I trained in a three-Michelin-star kitchen in San Sebastián, where every movement was timed and every garnish weighed. It was flawless, exacting, and the opposite of curiosity. I’m grateful for it, but it also taught me what rules can’t: the real magic begins when you step beyond them.
Curiosity turns a recipe into a story. It’s how you find the flavor that doesn’t exist on paper.
The world doesn’t need another perfect plate; it needs cooks willing to taste, risk, and learn in real time. Curiosity turns a recipe into a story. It’s how you find the flavor that doesn’t exist on paper.
Respect the Source
I learned to make mole from an Oaxacan chef who measured everything, not with spoons, but by count. Eight cloves. Three pods of chili. Each ingredient added with quiet precision, as if memory itself were the recipe.
It was the opposite of instinct; it was reverence. Watching her, I understood that respect in cooking doesn’t come from freedom. It comes from care. Knowing where a dish began, what it means, and why it’s made the way it is.

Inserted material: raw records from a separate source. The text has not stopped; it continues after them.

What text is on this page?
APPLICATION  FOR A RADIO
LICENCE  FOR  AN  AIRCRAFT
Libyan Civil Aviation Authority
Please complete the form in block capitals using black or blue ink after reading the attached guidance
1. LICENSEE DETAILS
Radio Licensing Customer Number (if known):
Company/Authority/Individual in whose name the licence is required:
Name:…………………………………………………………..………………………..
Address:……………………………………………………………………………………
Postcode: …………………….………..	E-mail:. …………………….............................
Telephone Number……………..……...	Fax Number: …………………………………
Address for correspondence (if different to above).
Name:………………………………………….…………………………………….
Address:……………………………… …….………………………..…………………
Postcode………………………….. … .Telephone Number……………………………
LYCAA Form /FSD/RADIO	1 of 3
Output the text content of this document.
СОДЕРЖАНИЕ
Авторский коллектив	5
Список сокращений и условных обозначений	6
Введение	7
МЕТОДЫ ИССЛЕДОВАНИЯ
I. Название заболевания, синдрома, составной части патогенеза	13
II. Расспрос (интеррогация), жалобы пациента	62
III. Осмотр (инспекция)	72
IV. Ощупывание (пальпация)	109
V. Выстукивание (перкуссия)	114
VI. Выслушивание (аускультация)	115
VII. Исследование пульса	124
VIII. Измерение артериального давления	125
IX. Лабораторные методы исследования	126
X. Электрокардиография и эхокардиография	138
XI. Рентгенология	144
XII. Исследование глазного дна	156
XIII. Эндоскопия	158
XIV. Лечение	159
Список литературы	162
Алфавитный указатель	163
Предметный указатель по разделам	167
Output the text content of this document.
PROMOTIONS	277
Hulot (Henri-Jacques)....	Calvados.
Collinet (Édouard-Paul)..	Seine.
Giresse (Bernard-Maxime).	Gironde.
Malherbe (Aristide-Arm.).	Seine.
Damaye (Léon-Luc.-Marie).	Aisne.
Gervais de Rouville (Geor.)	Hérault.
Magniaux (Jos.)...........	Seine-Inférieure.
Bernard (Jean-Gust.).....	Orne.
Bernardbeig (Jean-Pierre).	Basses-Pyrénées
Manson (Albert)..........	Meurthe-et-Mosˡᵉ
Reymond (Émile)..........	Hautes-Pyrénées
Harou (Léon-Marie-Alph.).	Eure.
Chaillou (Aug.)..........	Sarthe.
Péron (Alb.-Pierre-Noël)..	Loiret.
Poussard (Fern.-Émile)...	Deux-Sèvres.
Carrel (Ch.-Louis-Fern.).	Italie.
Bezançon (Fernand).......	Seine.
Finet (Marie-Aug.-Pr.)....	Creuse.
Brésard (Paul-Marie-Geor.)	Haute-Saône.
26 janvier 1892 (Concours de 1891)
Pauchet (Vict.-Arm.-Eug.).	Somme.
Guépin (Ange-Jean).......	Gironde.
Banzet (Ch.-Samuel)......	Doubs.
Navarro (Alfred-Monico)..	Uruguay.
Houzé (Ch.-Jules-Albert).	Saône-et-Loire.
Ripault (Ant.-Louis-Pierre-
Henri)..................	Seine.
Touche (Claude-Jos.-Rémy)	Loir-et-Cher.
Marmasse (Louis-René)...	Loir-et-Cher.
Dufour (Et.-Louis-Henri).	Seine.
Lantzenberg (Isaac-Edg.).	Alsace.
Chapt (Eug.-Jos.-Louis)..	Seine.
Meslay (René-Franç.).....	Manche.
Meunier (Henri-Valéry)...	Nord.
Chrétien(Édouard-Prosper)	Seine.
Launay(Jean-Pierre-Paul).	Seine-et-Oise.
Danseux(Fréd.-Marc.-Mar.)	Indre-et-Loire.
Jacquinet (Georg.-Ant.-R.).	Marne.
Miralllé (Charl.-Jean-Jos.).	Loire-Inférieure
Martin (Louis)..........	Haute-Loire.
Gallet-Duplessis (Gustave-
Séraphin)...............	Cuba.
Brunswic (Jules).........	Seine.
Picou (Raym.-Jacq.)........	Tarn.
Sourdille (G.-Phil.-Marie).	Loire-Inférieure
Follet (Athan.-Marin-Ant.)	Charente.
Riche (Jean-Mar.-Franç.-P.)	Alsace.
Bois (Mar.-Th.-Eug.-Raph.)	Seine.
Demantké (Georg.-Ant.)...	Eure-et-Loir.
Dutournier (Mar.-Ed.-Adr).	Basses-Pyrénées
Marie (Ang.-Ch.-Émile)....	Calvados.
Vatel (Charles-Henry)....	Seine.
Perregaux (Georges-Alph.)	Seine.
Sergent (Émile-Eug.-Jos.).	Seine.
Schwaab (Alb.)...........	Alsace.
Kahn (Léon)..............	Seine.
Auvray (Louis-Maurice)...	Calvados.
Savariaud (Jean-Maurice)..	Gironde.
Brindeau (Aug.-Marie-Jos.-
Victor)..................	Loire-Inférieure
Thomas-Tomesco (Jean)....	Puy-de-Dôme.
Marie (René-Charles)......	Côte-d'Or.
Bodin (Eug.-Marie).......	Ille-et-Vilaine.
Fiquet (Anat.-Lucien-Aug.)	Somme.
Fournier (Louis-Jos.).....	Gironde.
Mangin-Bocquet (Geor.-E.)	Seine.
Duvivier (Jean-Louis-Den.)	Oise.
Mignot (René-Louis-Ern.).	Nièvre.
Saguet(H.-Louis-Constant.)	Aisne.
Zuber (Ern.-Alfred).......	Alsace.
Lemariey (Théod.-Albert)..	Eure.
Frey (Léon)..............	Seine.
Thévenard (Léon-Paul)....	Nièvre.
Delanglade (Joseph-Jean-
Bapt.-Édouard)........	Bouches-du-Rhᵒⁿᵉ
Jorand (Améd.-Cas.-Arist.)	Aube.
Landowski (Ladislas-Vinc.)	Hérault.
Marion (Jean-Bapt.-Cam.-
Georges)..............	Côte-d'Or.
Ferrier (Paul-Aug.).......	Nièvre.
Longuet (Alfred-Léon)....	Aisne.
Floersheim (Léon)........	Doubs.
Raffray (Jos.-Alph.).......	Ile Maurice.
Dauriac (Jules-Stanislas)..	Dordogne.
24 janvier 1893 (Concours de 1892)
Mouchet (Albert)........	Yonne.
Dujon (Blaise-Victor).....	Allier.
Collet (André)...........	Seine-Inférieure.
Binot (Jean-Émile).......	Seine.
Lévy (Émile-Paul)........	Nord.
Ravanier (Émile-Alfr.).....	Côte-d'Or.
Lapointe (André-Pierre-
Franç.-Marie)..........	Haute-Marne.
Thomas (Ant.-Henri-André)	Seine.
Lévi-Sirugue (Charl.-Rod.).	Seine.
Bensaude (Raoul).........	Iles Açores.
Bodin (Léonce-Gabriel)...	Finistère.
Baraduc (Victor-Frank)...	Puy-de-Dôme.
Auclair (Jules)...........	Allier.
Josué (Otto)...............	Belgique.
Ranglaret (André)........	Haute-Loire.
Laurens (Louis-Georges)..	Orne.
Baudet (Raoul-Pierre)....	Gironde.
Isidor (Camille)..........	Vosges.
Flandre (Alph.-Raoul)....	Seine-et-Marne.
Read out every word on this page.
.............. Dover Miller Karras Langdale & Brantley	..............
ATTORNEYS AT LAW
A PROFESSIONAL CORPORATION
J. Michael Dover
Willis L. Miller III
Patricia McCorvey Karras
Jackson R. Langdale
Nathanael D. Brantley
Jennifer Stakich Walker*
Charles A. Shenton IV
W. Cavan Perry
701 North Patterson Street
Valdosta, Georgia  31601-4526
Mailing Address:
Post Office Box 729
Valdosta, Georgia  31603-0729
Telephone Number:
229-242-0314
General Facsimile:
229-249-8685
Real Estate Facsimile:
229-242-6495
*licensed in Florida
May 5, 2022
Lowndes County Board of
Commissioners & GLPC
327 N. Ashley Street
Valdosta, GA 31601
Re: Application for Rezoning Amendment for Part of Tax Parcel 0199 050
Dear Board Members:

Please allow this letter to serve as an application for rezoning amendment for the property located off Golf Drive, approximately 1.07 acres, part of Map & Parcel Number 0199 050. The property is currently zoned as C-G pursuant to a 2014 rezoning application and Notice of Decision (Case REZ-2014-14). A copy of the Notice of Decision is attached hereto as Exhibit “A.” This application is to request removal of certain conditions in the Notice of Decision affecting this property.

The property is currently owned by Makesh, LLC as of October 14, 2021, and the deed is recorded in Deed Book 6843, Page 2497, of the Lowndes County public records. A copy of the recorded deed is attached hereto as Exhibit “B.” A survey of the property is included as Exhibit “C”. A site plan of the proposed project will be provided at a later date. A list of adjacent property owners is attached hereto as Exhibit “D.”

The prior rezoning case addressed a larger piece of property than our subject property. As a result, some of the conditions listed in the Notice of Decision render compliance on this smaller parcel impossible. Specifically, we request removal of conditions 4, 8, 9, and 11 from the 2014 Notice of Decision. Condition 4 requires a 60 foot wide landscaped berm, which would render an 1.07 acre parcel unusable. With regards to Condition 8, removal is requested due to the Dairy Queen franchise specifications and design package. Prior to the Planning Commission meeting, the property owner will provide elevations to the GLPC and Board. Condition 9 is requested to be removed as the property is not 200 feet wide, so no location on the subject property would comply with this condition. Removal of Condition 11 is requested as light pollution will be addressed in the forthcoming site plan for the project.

Every ingredient, chili, cacao, rice, olive oil carries history. When you slow down long enough to notice, you realize cooking isn’t always about invention; it’s about honoring what’s already been perfected by time.
Let Flavor Be the Teacher
In Istanbul, I sat in a small café tucked behind the Spice Bazaar. The air smelled of smoke, sugar, and heat. A man I didn’t know set a glass of tea in front of me without a word. It was small, sweet, and strong. A gesture so simple it said everything.
That cup reminded me that flavor itself is the teacher. You don’t need language or recipes to understand it, just taste. Let the food tell you what it needs. A dish will always find its balance if you’re paying attention.

Cook Like You Travel
In northern Thailand, mornings began cold. I wore sandals to the kitchen, leaving them outside before stepping in. The space was quiet, the air damp, the rhythm deliberate. We prepared vegetables for the monks’ breakfast in silence. Every motion slow, precise, intentional.
Cooking and travel share the same truth: you adapt or you miss the moment. Ingredients burn. Plans change. The best things happen when you stop trying to control them.
To cook like you’ve been somewhere is to let a little unpredictability in. To trust that even mistakes can taste like discovery.
The World in Your Kitchen
You don’t need a flight or a stamp in your passport to feel far from home.
Grill something until it blisters. Toast spices until they wake the room. Open a jar that smells like another country and let it fill your kitchen.
Cooking like you’ve been somewhere isn’t about mastery. It’s about motion.
Curiosity. The willingness to keep tasting until the world feels closer.
So tonight, travel with your knife, your hands, and a little courage.